Ω Three years ago, Five Dials, the online magazine from Hamish Hamilton published some of the notes that David Lambert and Robert McGill took down as they attended one of W.G. Sebald’s last classes on writing. Their piece, then called “The Collected ‘Maxims’,” has reappeared unchanged as “Max Sebald’s Writing Tips.” It’s too bad that Five Dials doesn’t get mentioned, and there is no link to that issue (number 5), which, as I noted at that time, was a “goldmine” of articles dedicated to Sebald. So here’s a reminder of what’s in Five Dials 5:
The new issue of Five Dials is very much an issue devoted to W.G. Sebald. Nearly half of the 32 pages are related to him in one way or another. The issue opens with a “Letter from the Editor” (Craig Taylor) entitled “On Translation and Sebald.” This is followed by “A Little Trick of the Mind,” in which four translators ( including Sebald’s primary English translator Anthea Bell) discuss “the world’s second oldest profession.” (Bell’s father edited The Times crossword puzzle, we learn.) She talks about translating the Asterix books and Sebald, although most of what she says here about Sebald she has said elsewhere.

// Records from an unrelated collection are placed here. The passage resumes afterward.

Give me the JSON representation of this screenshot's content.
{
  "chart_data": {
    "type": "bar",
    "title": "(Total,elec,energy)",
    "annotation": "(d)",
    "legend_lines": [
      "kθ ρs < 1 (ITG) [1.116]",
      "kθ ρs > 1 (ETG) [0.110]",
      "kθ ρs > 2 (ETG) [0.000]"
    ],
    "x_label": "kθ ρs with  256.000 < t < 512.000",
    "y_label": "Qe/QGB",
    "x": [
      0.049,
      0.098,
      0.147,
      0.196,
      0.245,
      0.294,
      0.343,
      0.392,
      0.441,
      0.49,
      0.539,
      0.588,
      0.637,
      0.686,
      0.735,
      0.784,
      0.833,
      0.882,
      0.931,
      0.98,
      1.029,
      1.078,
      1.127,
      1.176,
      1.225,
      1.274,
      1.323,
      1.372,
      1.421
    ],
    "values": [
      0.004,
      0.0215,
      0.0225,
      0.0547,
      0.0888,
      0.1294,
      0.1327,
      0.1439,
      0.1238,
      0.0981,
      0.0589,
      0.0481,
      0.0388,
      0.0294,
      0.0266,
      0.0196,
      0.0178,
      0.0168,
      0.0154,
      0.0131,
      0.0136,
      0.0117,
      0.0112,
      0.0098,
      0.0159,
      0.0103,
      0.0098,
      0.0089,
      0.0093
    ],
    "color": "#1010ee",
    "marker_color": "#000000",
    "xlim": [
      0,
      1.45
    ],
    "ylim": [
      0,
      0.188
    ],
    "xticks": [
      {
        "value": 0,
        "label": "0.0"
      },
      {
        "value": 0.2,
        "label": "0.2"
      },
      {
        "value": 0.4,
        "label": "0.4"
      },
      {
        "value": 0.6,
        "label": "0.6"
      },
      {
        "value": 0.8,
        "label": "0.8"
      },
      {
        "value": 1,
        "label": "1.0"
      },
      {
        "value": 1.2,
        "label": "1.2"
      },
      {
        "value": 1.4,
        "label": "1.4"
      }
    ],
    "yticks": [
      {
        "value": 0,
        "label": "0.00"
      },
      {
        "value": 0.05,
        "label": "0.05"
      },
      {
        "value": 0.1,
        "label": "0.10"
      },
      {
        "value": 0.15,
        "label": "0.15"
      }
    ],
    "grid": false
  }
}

Joe Dunthorne, a writer and, perhaps more importantly, a striker for the England Writers’ Football Team, writes about reading Austerlitz and what it meant to him as he moved to London.
Simon Prosser (publishing director for Hamish Hamilton) provides An A to Z of W.G. Sebald, an alphabetical soup of reminiscences grouped under subheadings such as Bavaria, Climate, Kant, Lac de Bienne (the one place Sebald felt truly at home), Smoking, and Zembla.
And lastly there is a short piece by the late author Roger Deakin.
Ω Not too long ago I wrote about Laird Hunt’s great 2012 book Kind One. Now there is an interview with him by Roxanne Gay over at Bookforum. Laird gives a very interesting and articulate discussion on a wide range of topics, including the issue of literary genre.
The fact that all the ghosts and witches and detectives and space ships had to operate in the relative shadows for many years brought its own rewards and much brilliant work, some of which is being retroactively anointed (think of the canonizing of Philip K. Dick), but it has also presented us with the strange and distorting notion that there is anything inherently unusual about the inclusion of such elements in writing worthy of being celebrated far and wide.
My first and lasting literary light-ups were European, French in particular, and what we think of as being related to genre is everywhere in writings published by France’s biggest houses. Whether we’re talking de Maupassant or Robbe-Grillet, Jean Echenoz or Marie Ndiaye, S & M, the supernatural and the gangster are all there, unapologized for, and have been for years.
Ω And don’t overlook László Krasznahorkai’s piece in the New York Times, “Someone’s Knocking at My Door.” It’s just damned wicked writing.
“Yes, it’s the weak who invite violence who are the problem.”